Boehringer-Ingelheim / anomaly-detection-in-histology

Learning image representations for anomaly detection: application to discovery of histological alterations in drug development
MIT License
17 stars 1 forks source link

The anomaly score received from anomaly_detector.py #4

Closed Akihiko0123 closed 9 months ago

Akihiko0123 commented 9 months ago

I believe generally scores gotten from decision_function of svm.OneClassSVM means normal when positive value like 0.157952692864881 and anomaly when negative value like 0.44923574585746. Would you mind letting me know if the score from anomaly_detector.py is the same as this svm.OneClassSVM? I would appreciate it if you could tell me if my understanding is wrong. Thank you.

igsing commented 9 months ago

It depends which score variable within the code you are talking about. anomaly_detection() function within anomaly_detector.py returns negative values for predicted anomalies because it uses decision_function() from scikitlearn you are talking about. In the main part of anomaly_detector.py, however, this is flipped in some places, see the line 529, so that all_scores variable has positive values for anomalies.

Akihiko0123 commented 9 months ago

It depends which score variable within the code you are talking about. anomaly_detection() function within anomaly_detector.py returns negative values for predicted anomalies because it uses decision_function() from scikitlearn you are talking about.

Thank you so much for your reply.
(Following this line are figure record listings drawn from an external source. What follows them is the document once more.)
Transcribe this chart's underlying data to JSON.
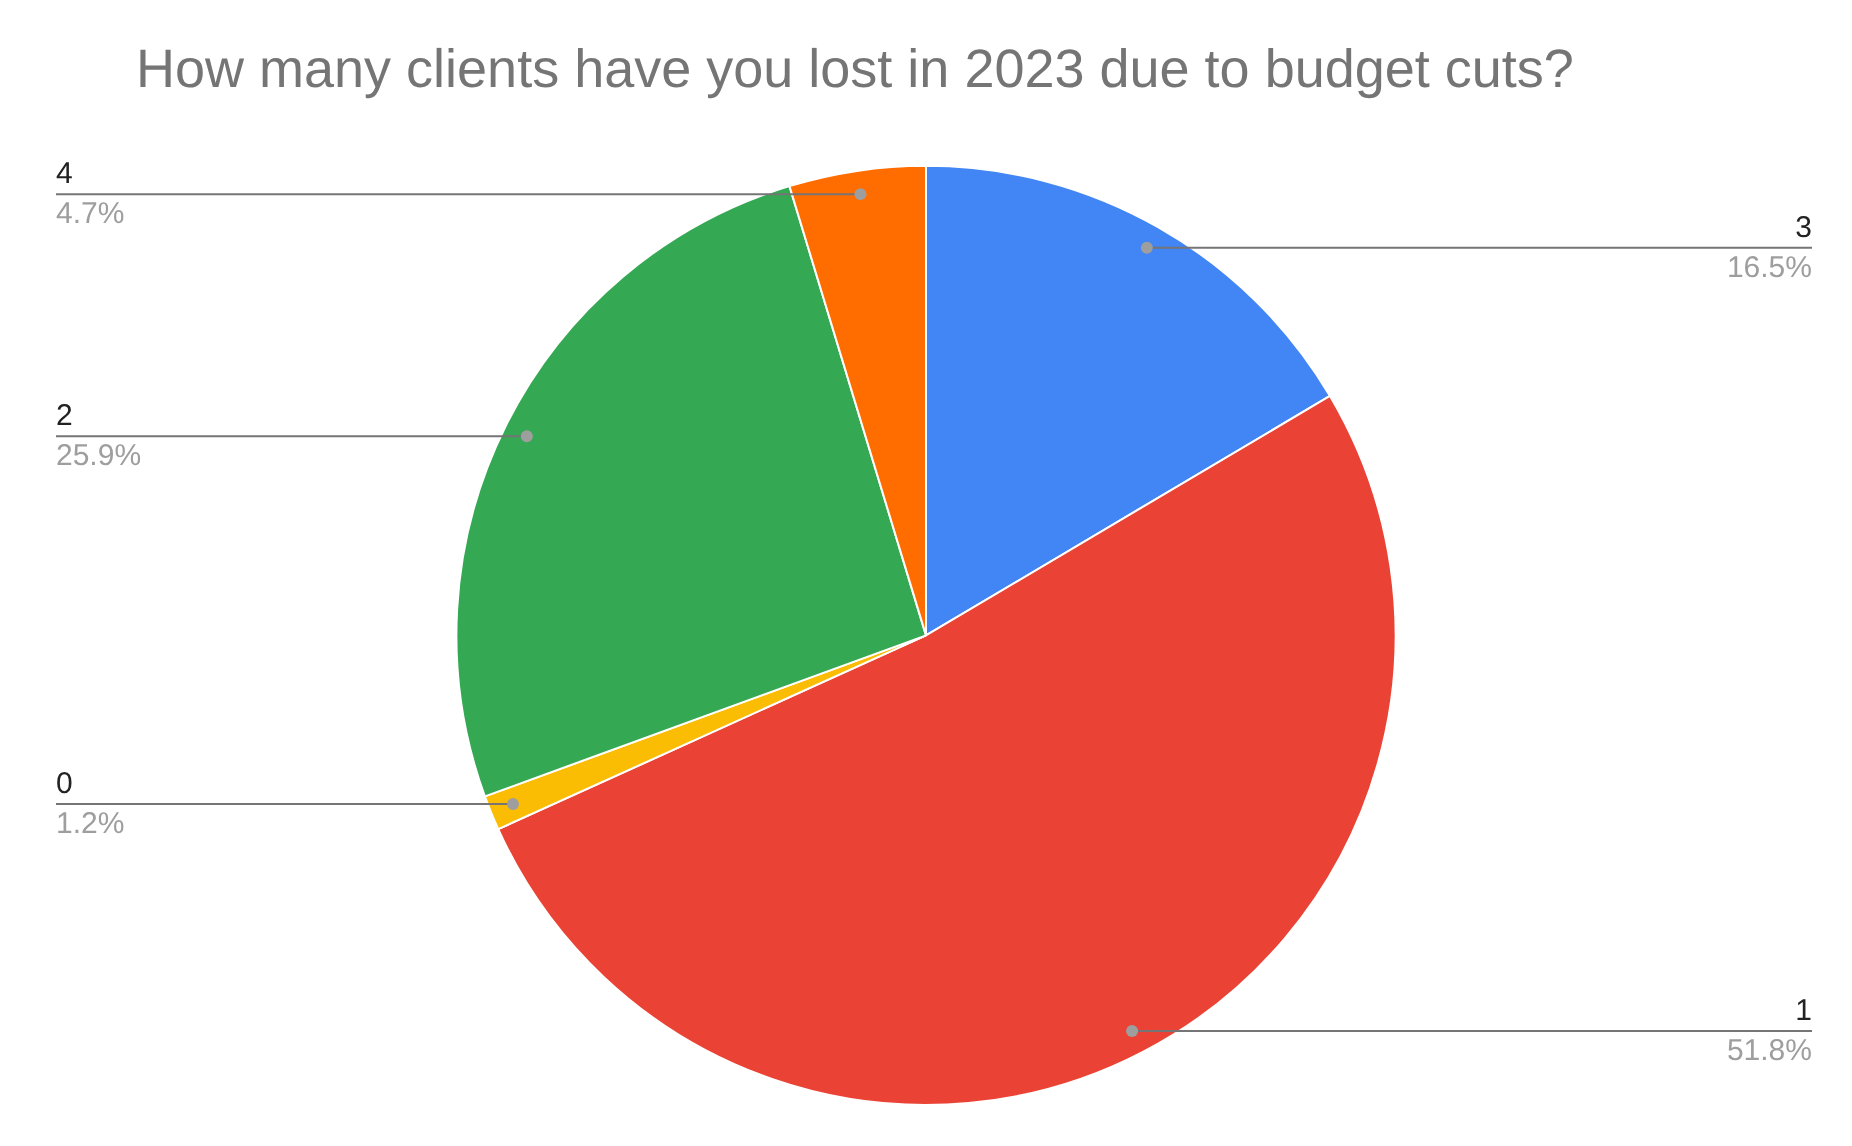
{
  "chart_data": {
    "type": "pie",
    "title": "How many clients have you lost in 2023 due to budget cuts?",
    "categories": [
      "3",
      "1",
      "0",
      "2",
      "4"
    ],
    "values": [
      16.5,
      51.8,
      1.2,
      25.9,
      4.7
    ],
    "value_labels": [
      "16.5%",
      "51.8%",
      "1.2%",
      "25.9%",
      "4.7%"
    ],
    "colors": [
      "#4285f4",
      "#ea4335",
      "#fbbc04",
      "#34a853",
      "#ff6d01"
    ],
    "legend": false
  }
}
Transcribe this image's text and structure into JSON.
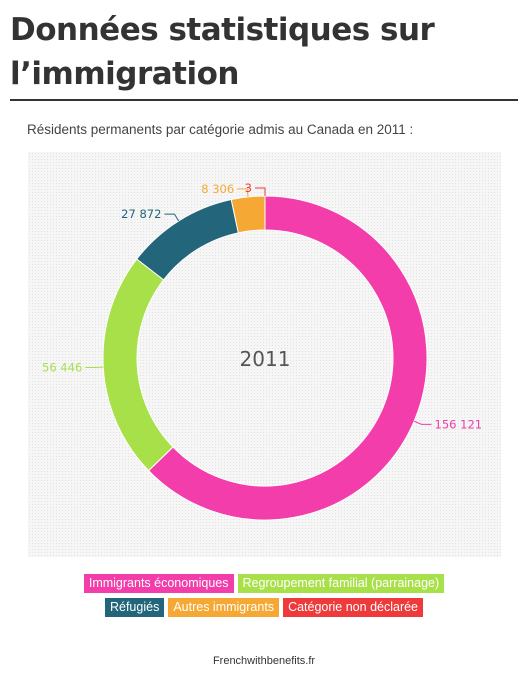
{
  "header": {
    "title_line1": "Données statistiques sur",
    "title_line2": "l’immigration"
  },
  "chart_data": {
    "type": "pie",
    "style": "donut",
    "title": "Résidents permanents par catégorie admis au Canada en 2011 :",
    "center_label": "2011",
    "categories": [
      "Immigrants économiques",
      "Regroupement familial (parrainage)",
      "Réfugiés",
      "Autres immigrants",
      "Catégorie non déclarée"
    ],
    "values": [
      156121,
      56446,
      27872,
      8306,
      3
    ],
    "value_labels": [
      "156 121",
      "56 446",
      "27 872",
      "8 306",
      "3"
    ],
    "colors": [
      "#f23dab",
      "#a8e04a",
      "#23657a",
      "#f5a934",
      "#ee3a3a"
    ],
    "legend_placement": "bottom"
  },
  "footer": {
    "source": "Frenchwithbenefits.fr"
  }
}
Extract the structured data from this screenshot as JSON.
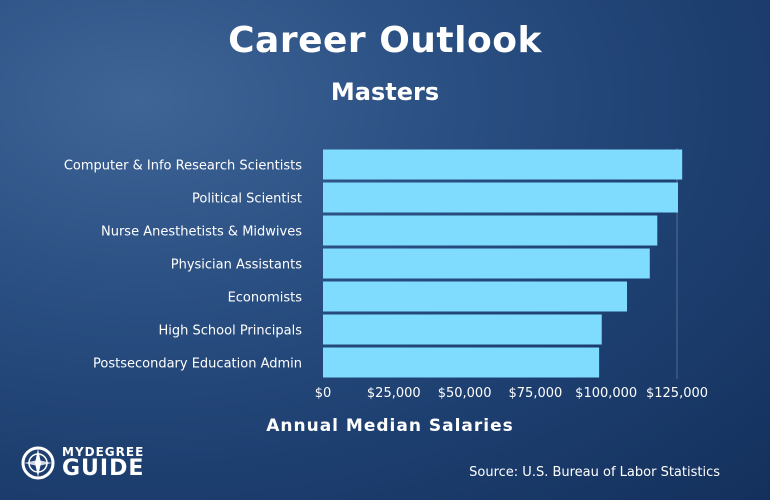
{
  "chart_data": {
    "type": "bar",
    "orientation": "horizontal",
    "title": "Career Outlook",
    "subtitle": "Masters",
    "categories": [
      "Computer & Info Research Scientists",
      "Political Scientist",
      "Nurse Anesthetists & Midwives",
      "Physician Assistants",
      "Economists",
      "High School Principals",
      "Postsecondary Education Admin"
    ],
    "values": [
      126830,
      125350,
      118040,
      115390,
      107350,
      98420,
      97500
    ],
    "xlabel": "Annual Median Salaries",
    "ylabel": "",
    "xlim": [
      0,
      125000
    ],
    "xticks": [
      "$0",
      "$25,000",
      "$50,000",
      "$75,000",
      "$100,000",
      "$125,000"
    ],
    "grid": false,
    "bar_color": "#7fdcff"
  },
  "footer": {
    "source": "Source: U.S. Bureau of Labor Statistics",
    "logo_top": "MYDEGREE",
    "logo_bottom": "GUIDE"
  },
  "icons": {
    "logo": "compass-icon"
  }
}
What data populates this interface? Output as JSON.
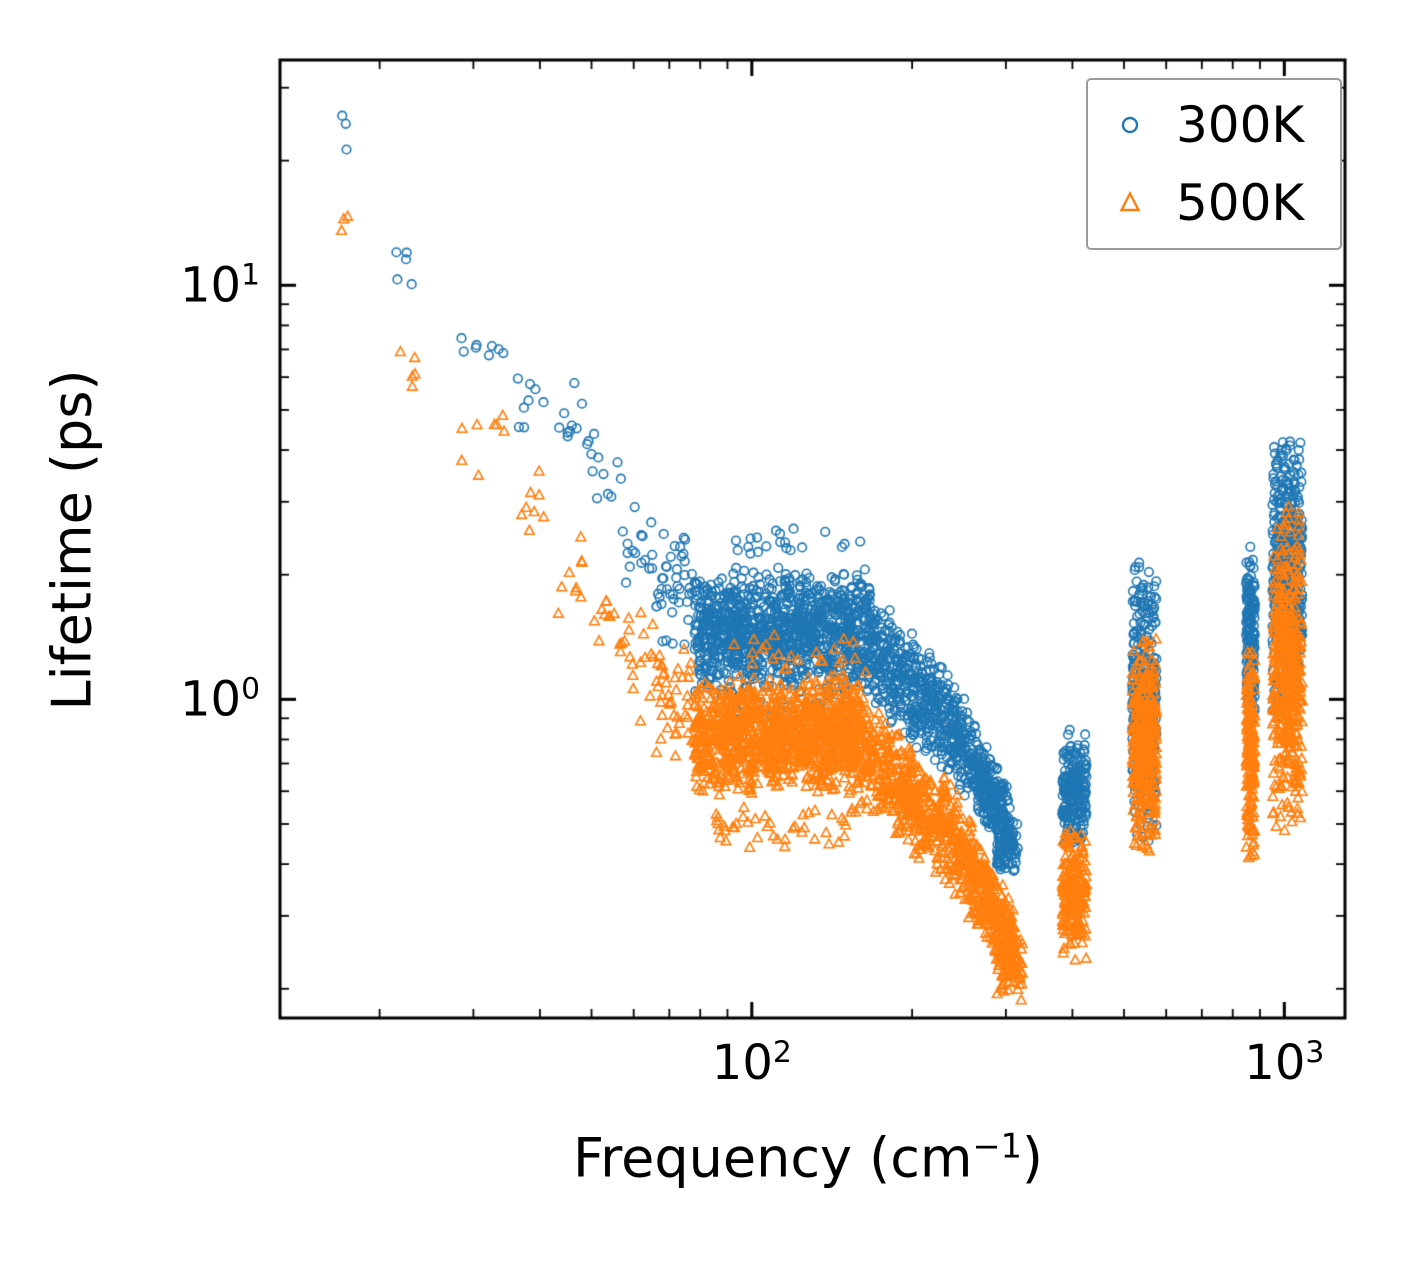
{
  "figure": {
    "background": "#ffffff",
    "axis_color": "#000000"
  },
  "axes": {
    "x": {
      "label_prefix": "Frequency (cm",
      "label_sup": "−1",
      "label_suffix": ")",
      "scale": "log",
      "min": 13,
      "max": 1300,
      "major_ticks": [
        100,
        1000
      ],
      "minor_ticks": [
        20,
        30,
        40,
        50,
        60,
        70,
        80,
        90,
        200,
        300,
        400,
        500,
        600,
        700,
        800,
        900
      ],
      "tick_labels": [
        {
          "base": "10",
          "exp": "2",
          "value": 100
        },
        {
          "base": "10",
          "exp": "3",
          "value": 1000
        }
      ]
    },
    "y": {
      "label": "Lifetime (ps)",
      "scale": "log",
      "min": 0.17,
      "max": 35,
      "major_ticks": [
        1,
        10
      ],
      "minor_ticks": [
        0.2,
        0.3,
        0.4,
        0.5,
        0.6,
        0.7,
        0.8,
        0.9,
        2,
        3,
        4,
        5,
        6,
        7,
        8,
        9,
        20,
        30
      ],
      "tick_labels": [
        {
          "base": "10",
          "exp": "0",
          "value": 1
        },
        {
          "base": "10",
          "exp": "1",
          "value": 10
        }
      ]
    }
  },
  "legend": {
    "items": [
      {
        "label": "300K",
        "marker": "circle",
        "color": "#1f77b4"
      },
      {
        "label": "500K",
        "marker": "triangle",
        "color": "#ff7f0e"
      }
    ]
  },
  "chart_data": {
    "type": "scatter",
    "title": "",
    "xlabel": "Frequency (cm^-1)",
    "ylabel": "Lifetime (ps)",
    "xscale": "log",
    "yscale": "log",
    "xlim": [
      13,
      1300
    ],
    "ylim": [
      0.17,
      35
    ],
    "legend_position": "upper right",
    "grid": false,
    "description": "Phonon lifetime vs frequency at two temperatures; dense point clouds summarized as bands: x range (cm^-1), y envelope (ps) at band start (y0) and end (y1), n = point count.",
    "series": [
      {
        "name": "300K",
        "marker": "circle",
        "color": "#1f77b4",
        "bands": [
          {
            "x": [
              16.8,
              17.6
            ],
            "y0": [
              18,
              29
            ],
            "n": 3
          },
          {
            "x": [
              21.5,
              23.5
            ],
            "y0": [
              9,
              14
            ],
            "n": 5
          },
          {
            "x": [
              28,
              31
            ],
            "y0": [
              6.8,
              7.8
            ],
            "n": 4
          },
          {
            "x": [
              32,
              34.5
            ],
            "y0": [
              6.3,
              8.0
            ],
            "n": 4
          },
          {
            "x": [
              36,
              41
            ],
            "y0": [
              4.2,
              6.4
            ],
            "n": 8
          },
          {
            "x": [
              43,
              48
            ],
            "y0": [
              3.4,
              6.0
            ],
            "n": 9
          },
          {
            "x": [
              49,
              57
            ],
            "y0": [
              2.4,
              5.3
            ],
            "n": 12
          },
          {
            "x": [
              57,
              66
            ],
            "y0": [
              1.7,
              3.3
            ],
            "n": 16
          },
          {
            "x": [
              66,
              78
            ],
            "y0": [
              1.3,
              2.6
            ],
            "n": 40
          },
          {
            "x": [
              78,
              165
            ],
            "y0": [
              1.0,
              2.1
            ],
            "n": 1100
          },
          {
            "x": [
              88,
              160
            ],
            "y0": [
              2.1,
              2.7
            ],
            "n": 20
          },
          {
            "x": [
              85,
              160
            ],
            "y0": [
              0.85,
              1.06
            ],
            "n": 25
          },
          {
            "x": [
              165,
              240
            ],
            "y0": [
              0.95,
              1.9
            ],
            "y1": [
              0.62,
              1.15
            ],
            "n": 450
          },
          {
            "x": [
              240,
              305
            ],
            "y0": [
              0.62,
              1.15
            ],
            "y1": [
              0.4,
              0.62
            ],
            "n": 350
          },
          {
            "x": [
              288,
              316
            ],
            "y0": [
              0.36,
              0.52
            ],
            "n": 70
          },
          {
            "x": [
              383,
              425
            ],
            "y0": [
              0.43,
              0.85
            ],
            "n": 220
          },
          {
            "x": [
              518,
              575
            ],
            "y0": [
              0.43,
              2.3
            ],
            "n": 330
          },
          {
            "x": [
              848,
              880
            ],
            "y0": [
              0.85,
              2.4
            ],
            "n": 180
          },
          {
            "x": [
              950,
              1080
            ],
            "y0": [
              0.9,
              4.6
            ],
            "n": 450
          }
        ]
      },
      {
        "name": "500K",
        "marker": "triangle",
        "color": "#ff7f0e",
        "bands": [
          {
            "x": [
              16.8,
              17.6
            ],
            "y0": [
              11,
              17
            ],
            "n": 3
          },
          {
            "x": [
              21.5,
              23.5
            ],
            "y0": [
              5.3,
              7.6
            ],
            "n": 5
          },
          {
            "x": [
              28,
              31
            ],
            "y0": [
              3.4,
              4.7
            ],
            "n": 4
          },
          {
            "x": [
              32,
              34.5
            ],
            "y0": [
              4.2,
              5.0
            ],
            "n": 4
          },
          {
            "x": [
              36,
              41
            ],
            "y0": [
              2.3,
              3.7
            ],
            "n": 8
          },
          {
            "x": [
              43,
              48
            ],
            "y0": [
              1.5,
              2.7
            ],
            "n": 9
          },
          {
            "x": [
              49,
              57
            ],
            "y0": [
              1.2,
              2.2
            ],
            "n": 12
          },
          {
            "x": [
              57,
              66
            ],
            "y0": [
              0.85,
              1.7
            ],
            "n": 16
          },
          {
            "x": [
              66,
              78
            ],
            "y0": [
              0.7,
              1.4
            ],
            "n": 40
          },
          {
            "x": [
              78,
              160
            ],
            "y0": [
              0.58,
              1.15
            ],
            "n": 1100
          },
          {
            "x": [
              85,
              160
            ],
            "y0": [
              0.42,
              0.58
            ],
            "n": 45
          },
          {
            "x": [
              90,
              165
            ],
            "y0": [
              1.1,
              1.5
            ],
            "n": 25
          },
          {
            "x": [
              160,
              240
            ],
            "y0": [
              0.55,
              1.05
            ],
            "y1": [
              0.33,
              0.62
            ],
            "n": 450
          },
          {
            "x": [
              240,
              310
            ],
            "y0": [
              0.33,
              0.62
            ],
            "y1": [
              0.2,
              0.33
            ],
            "n": 350
          },
          {
            "x": [
              288,
              322
            ],
            "y0": [
              0.185,
              0.3
            ],
            "n": 90
          },
          {
            "x": [
              383,
              425
            ],
            "y0": [
              0.23,
              0.52
            ],
            "n": 220
          },
          {
            "x": [
              518,
              575
            ],
            "y0": [
              0.4,
              1.45
            ],
            "n": 330
          },
          {
            "x": [
              848,
              880
            ],
            "y0": [
              0.4,
              1.35
            ],
            "n": 180
          },
          {
            "x": [
              950,
              1080
            ],
            "y0": [
              0.45,
              3.0
            ],
            "n": 450
          }
        ]
      }
    ]
  }
}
I understood when using decision_function() of scikitlearn, returns negative values for predicted anomalies. (especially when training svm model with normal data only like your research) And I understood also that the value is flipped in the main part of anomaly_detector.py.

I am using decision_function() from scikitlearn same as your anomaly_detector.py. (but not flipped the score) However, the scores from decision_function() of scikitlearn showed the negative value for the normal data and the positive value for the anomaly data for several times. I mean , smaller value like -5.3 tend to be the normal data and larger value like 1.5 tend to be the anomaly data. I am checking the details and the cause of this result. Thank you again!